Die Gemeinde hat ihre Aufgabe, für Hochwasserschutz zu sorgen, ernst genommen. In Süsterseel sollen zwei weitere Rückhaltebecken und ein Graben im Rodebachtal für Entlastung sorgen. Das Verfahren wurde jetzt auf den Weg gebracht, alle warten auf die wasserrechtliche Genehmigung. Dann sind Fördermittel von 80 Prozent angesagt. „Wir Süsterseeler sind froh, dass dieses Thema endlich angepackt wird”, so Heinz Stassen, CDU.

Ein weiteres Thema war der Ausbau der Birder Straße, viele Anwohner verfolgten zunächst die Vorstellung der Planung. Die Birder Straße ist in einem schlechten Zustand, Bodengutachten bestätigten einen desolaten Unterbelag. Bei der Vorstellung des Straßenverlaufs wurden Grünbeete angesprochen, dies brachte Bewegung in den Zuhörerbereich. Anscheinend sind die Anwohner gegen solche Grünflächen auf dem Bürgersteig in Verbindung mit der Straße. Die Zuhörer baten um das Wort, dies ist aber während einer Rats- und Ausschusssitzung nicht zugelassen.

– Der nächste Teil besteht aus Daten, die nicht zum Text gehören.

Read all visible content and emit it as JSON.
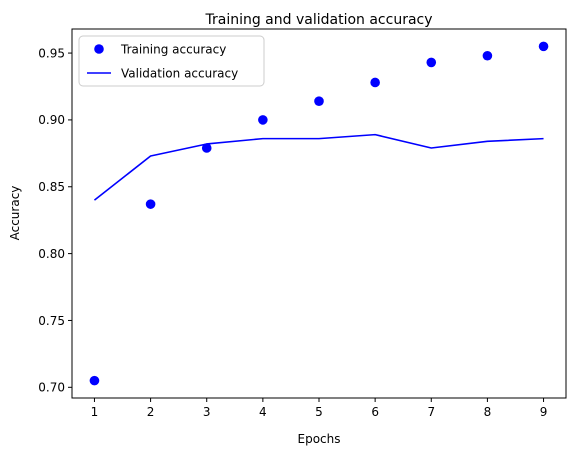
{
  "chart_data": {
    "type": "line",
    "title": "Training and validation accuracy",
    "xlabel": "Epochs",
    "ylabel": "Accuracy",
    "x": [
      1,
      2,
      3,
      4,
      5,
      6,
      7,
      8,
      9
    ],
    "xlim": [
      0.6,
      9.4
    ],
    "ylim": [
      0.692,
      0.968
    ],
    "xticks": [
      "1",
      "2",
      "3",
      "4",
      "5",
      "6",
      "7",
      "8",
      "9"
    ],
    "yticks": [
      "0.70",
      "0.75",
      "0.80",
      "0.85",
      "0.90",
      "0.95"
    ],
    "ytick_values": [
      0.7,
      0.75,
      0.8,
      0.85,
      0.9,
      0.95
    ],
    "legend_position": "top-left",
    "grid": false,
    "series": [
      {
        "name": "Training accuracy",
        "style": "points",
        "color": "#0000ff",
        "values": [
          0.705,
          0.837,
          0.879,
          0.9,
          0.914,
          0.928,
          0.943,
          0.948,
          0.955
        ]
      },
      {
        "name": "Validation accuracy",
        "style": "line",
        "color": "#0000ff",
        "values": [
          0.84,
          0.873,
          0.882,
          0.886,
          0.886,
          0.889,
          0.879,
          0.884,
          0.886
        ]
      }
    ]
  }
}
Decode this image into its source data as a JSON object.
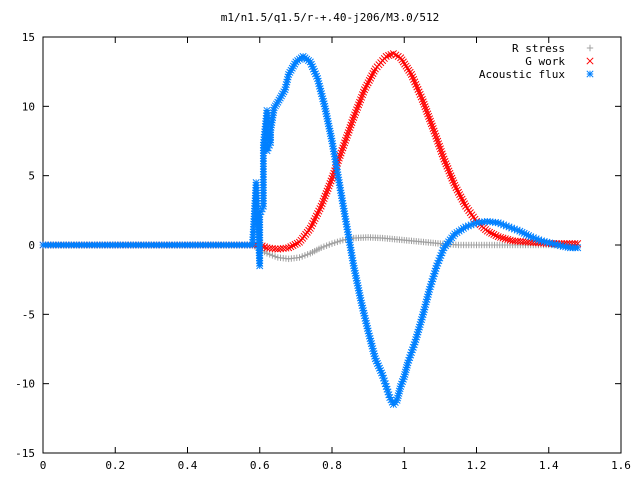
{
  "chart_data": {
    "type": "scatter",
    "title": "m1/n1.5/q1.5/r-+.40-j206/M3.0/512",
    "xlabel": "",
    "ylabel": "",
    "xlim": [
      0,
      1.6
    ],
    "ylim": [
      -15,
      15
    ],
    "x_ticks": [
      "0",
      "0.2",
      "0.4",
      "0.6",
      "0.8",
      "1",
      "1.2",
      "1.4",
      "1.6"
    ],
    "y_ticks": [
      "15",
      "10",
      "5",
      "0",
      "-5",
      "-10",
      "-15"
    ],
    "grid": false,
    "legend_position": "top-right",
    "series": [
      {
        "name": "R stress",
        "marker": "+",
        "color": "#a0a0a0",
        "points": [
          [
            0.0,
            0.0
          ],
          [
            0.1,
            0.0
          ],
          [
            0.2,
            0.0
          ],
          [
            0.3,
            0.0
          ],
          [
            0.4,
            0.0
          ],
          [
            0.5,
            0.0
          ],
          [
            0.58,
            0.0
          ],
          [
            0.6,
            -0.3
          ],
          [
            0.62,
            -0.6
          ],
          [
            0.65,
            -0.9
          ],
          [
            0.68,
            -1.0
          ],
          [
            0.71,
            -0.9
          ],
          [
            0.74,
            -0.6
          ],
          [
            0.77,
            -0.2
          ],
          [
            0.8,
            0.1
          ],
          [
            0.83,
            0.35
          ],
          [
            0.86,
            0.5
          ],
          [
            0.9,
            0.55
          ],
          [
            0.94,
            0.5
          ],
          [
            0.98,
            0.4
          ],
          [
            1.02,
            0.3
          ],
          [
            1.06,
            0.2
          ],
          [
            1.1,
            0.1
          ],
          [
            1.15,
            0.0
          ],
          [
            1.2,
            0.0
          ],
          [
            1.25,
            0.0
          ],
          [
            1.3,
            0.0
          ],
          [
            1.35,
            0.0
          ],
          [
            1.4,
            0.0
          ],
          [
            1.45,
            0.0
          ],
          [
            1.48,
            0.0
          ]
        ]
      },
      {
        "name": "G work",
        "marker": "x",
        "color": "#ff0000",
        "points": [
          [
            0.0,
            0.0
          ],
          [
            0.1,
            0.0
          ],
          [
            0.2,
            0.0
          ],
          [
            0.3,
            0.0
          ],
          [
            0.4,
            0.0
          ],
          [
            0.5,
            0.0
          ],
          [
            0.58,
            0.0
          ],
          [
            0.6,
            0.0
          ],
          [
            0.62,
            -0.2
          ],
          [
            0.65,
            -0.3
          ],
          [
            0.68,
            -0.2
          ],
          [
            0.71,
            0.2
          ],
          [
            0.74,
            1.2
          ],
          [
            0.77,
            2.8
          ],
          [
            0.8,
            4.8
          ],
          [
            0.83,
            7.0
          ],
          [
            0.86,
            9.2
          ],
          [
            0.89,
            11.2
          ],
          [
            0.92,
            12.7
          ],
          [
            0.95,
            13.6
          ],
          [
            0.97,
            13.8
          ],
          [
            0.99,
            13.5
          ],
          [
            1.02,
            12.3
          ],
          [
            1.05,
            10.5
          ],
          [
            1.08,
            8.4
          ],
          [
            1.11,
            6.2
          ],
          [
            1.14,
            4.3
          ],
          [
            1.17,
            2.8
          ],
          [
            1.2,
            1.7
          ],
          [
            1.23,
            1.0
          ],
          [
            1.26,
            0.6
          ],
          [
            1.3,
            0.3
          ],
          [
            1.35,
            0.2
          ],
          [
            1.4,
            0.1
          ],
          [
            1.45,
            0.1
          ],
          [
            1.48,
            0.1
          ]
        ]
      },
      {
        "name": "Acoustic flux",
        "marker": "*",
        "color": "#0080ff",
        "points": [
          [
            0.0,
            0.0
          ],
          [
            0.1,
            0.0
          ],
          [
            0.2,
            0.0
          ],
          [
            0.3,
            0.0
          ],
          [
            0.4,
            0.0
          ],
          [
            0.5,
            0.0
          ],
          [
            0.58,
            0.0
          ],
          [
            0.59,
            4.5
          ],
          [
            0.6,
            -1.5
          ],
          [
            0.6,
            2.2
          ],
          [
            0.61,
            2.8
          ],
          [
            0.61,
            7.2
          ],
          [
            0.62,
            9.7
          ],
          [
            0.62,
            6.8
          ],
          [
            0.63,
            7.4
          ],
          [
            0.63,
            8.3
          ],
          [
            0.64,
            9.9
          ],
          [
            0.65,
            10.3
          ],
          [
            0.67,
            11.2
          ],
          [
            0.68,
            12.3
          ],
          [
            0.7,
            13.2
          ],
          [
            0.72,
            13.6
          ],
          [
            0.74,
            13.2
          ],
          [
            0.76,
            12.0
          ],
          [
            0.78,
            10.0
          ],
          [
            0.8,
            7.5
          ],
          [
            0.82,
            4.5
          ],
          [
            0.84,
            1.5
          ],
          [
            0.86,
            -1.5
          ],
          [
            0.88,
            -4.0
          ],
          [
            0.9,
            -6.2
          ],
          [
            0.92,
            -8.2
          ],
          [
            0.94,
            -9.4
          ],
          [
            0.95,
            -10.2
          ],
          [
            0.96,
            -11.0
          ],
          [
            0.97,
            -11.5
          ],
          [
            0.98,
            -11.2
          ],
          [
            0.99,
            -10.2
          ],
          [
            1.0,
            -9.5
          ],
          [
            1.01,
            -8.5
          ],
          [
            1.03,
            -7.0
          ],
          [
            1.05,
            -5.2
          ],
          [
            1.07,
            -3.2
          ],
          [
            1.09,
            -1.5
          ],
          [
            1.11,
            -0.2
          ],
          [
            1.14,
            0.8
          ],
          [
            1.17,
            1.3
          ],
          [
            1.2,
            1.6
          ],
          [
            1.23,
            1.7
          ],
          [
            1.26,
            1.6
          ],
          [
            1.29,
            1.3
          ],
          [
            1.32,
            1.0
          ],
          [
            1.35,
            0.6
          ],
          [
            1.38,
            0.3
          ],
          [
            1.41,
            0.1
          ],
          [
            1.44,
            -0.1
          ],
          [
            1.46,
            -0.2
          ],
          [
            1.48,
            -0.2
          ]
        ]
      }
    ]
  }
}
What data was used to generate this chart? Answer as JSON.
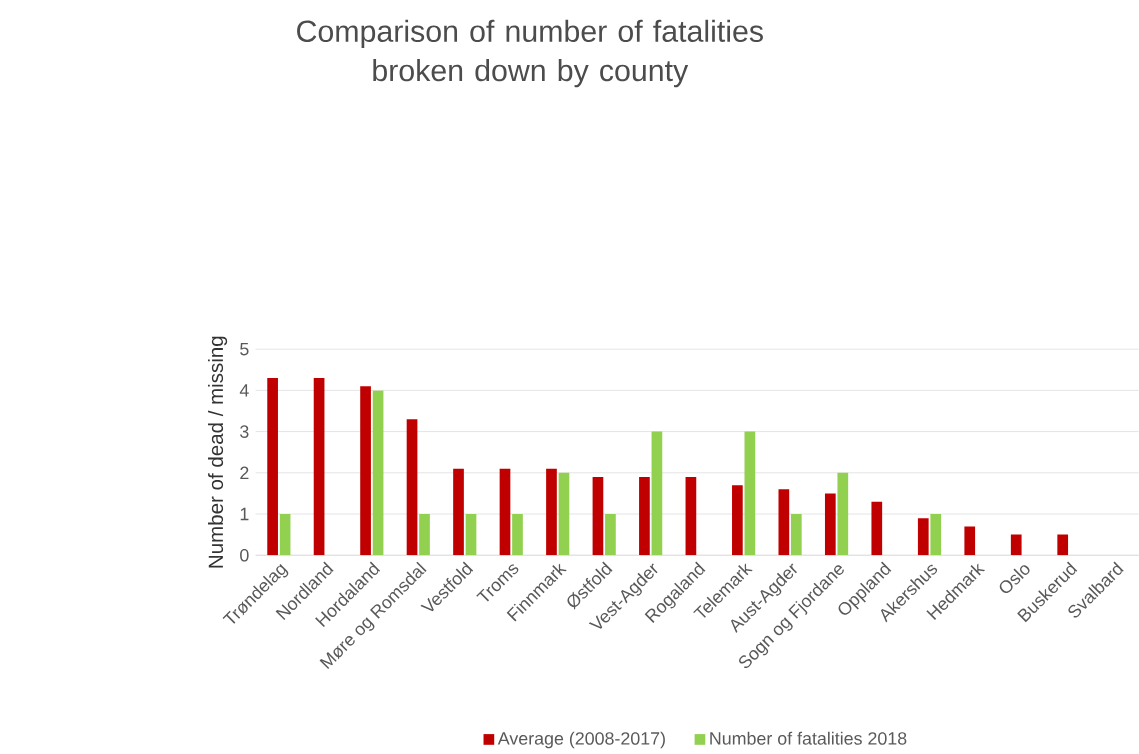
{
  "chart_data": {
    "type": "bar",
    "title": "Comparison of number of fatalities\nbroken down by county",
    "ylabel": "Number of dead / missing",
    "categories": [
      "Trøndelag",
      "Nordland",
      "Hordaland",
      "Møre og Romsdal",
      "Vestfold",
      "Troms",
      "Finnmark",
      "Østfold",
      "Vest-Agder",
      "Rogaland",
      "Telemark",
      "Aust-Agder",
      "Sogn og Fjordane",
      "Oppland",
      "Akershus",
      "Hedmark",
      "Oslo",
      "Buskerud",
      "Svalbard"
    ],
    "series": [
      {
        "name": "Average (2008-2017)",
        "color": "#c00000",
        "values": [
          4.3,
          4.3,
          4.1,
          3.3,
          2.1,
          2.1,
          2.1,
          1.9,
          1.9,
          1.9,
          1.7,
          1.6,
          1.5,
          1.3,
          0.9,
          0.7,
          0.5,
          0.5,
          0
        ]
      },
      {
        "name": "Number of fatalities 2018",
        "color": "#92d050",
        "values": [
          1,
          0,
          4,
          1,
          1,
          1,
          2,
          1,
          3,
          0,
          3,
          1,
          2,
          0,
          1,
          0,
          0,
          0,
          0
        ]
      }
    ],
    "ylim": [
      0,
      5
    ],
    "yticks": [
      0,
      1,
      2,
      3,
      4,
      5
    ],
    "grid": "y",
    "legend": "bottom"
  }
}
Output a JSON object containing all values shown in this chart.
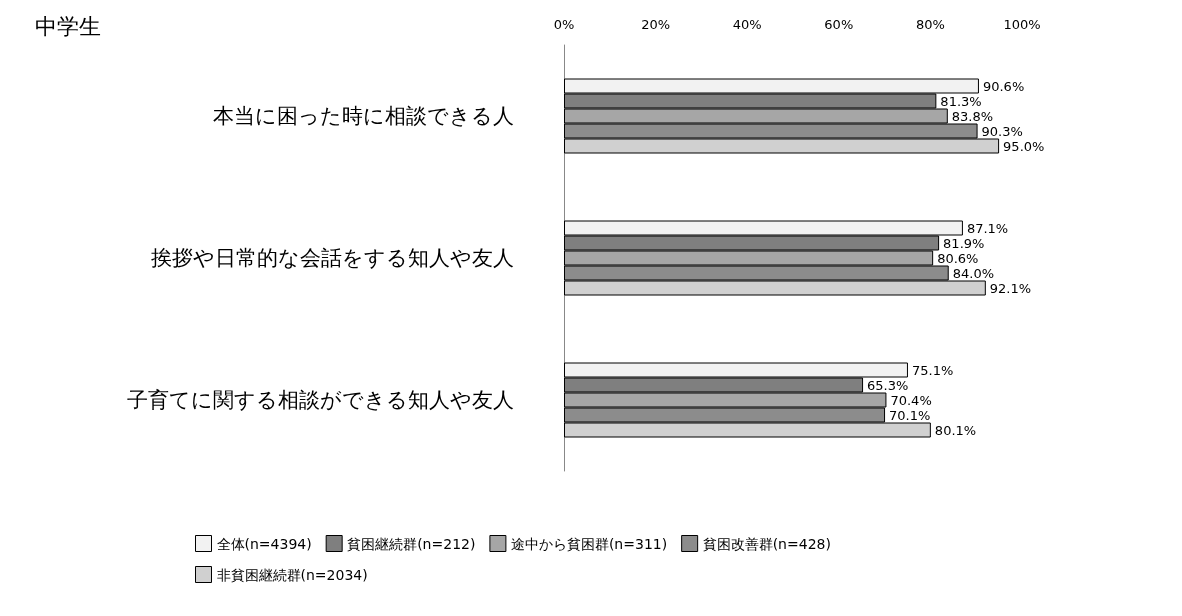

Bürgermeister Corsten stellte klar, dass die Fördermittel für die Birder Straße nur genehmigt werden, wenn hier nach neuesten Erkenntnissen Grünbeete auch als Verkehrsberuhigung und Verschönerung des dörflichen Charakters eingebaut werden.

Vertagung und Neuberatung gab es dann beim vorletzten Tagespunkt. Die FDP hatte einen Antrag zur Absenkung des Hochbords am Radweg K5 in Höhe Einfahrt Radtreff (Saeffelen) beantragt. Hier sahen die Experten eine Unfallgefahr, da die Radfahrer dann ohne abzusteigen über die Straße fahren würden. Zwar besteht eine Querungshilfe in Höhe Schule, dies bedeutet aber „Umweg” und so mancher Radfahrer nimmt das Unfallrisiko anscheinend in Kauf.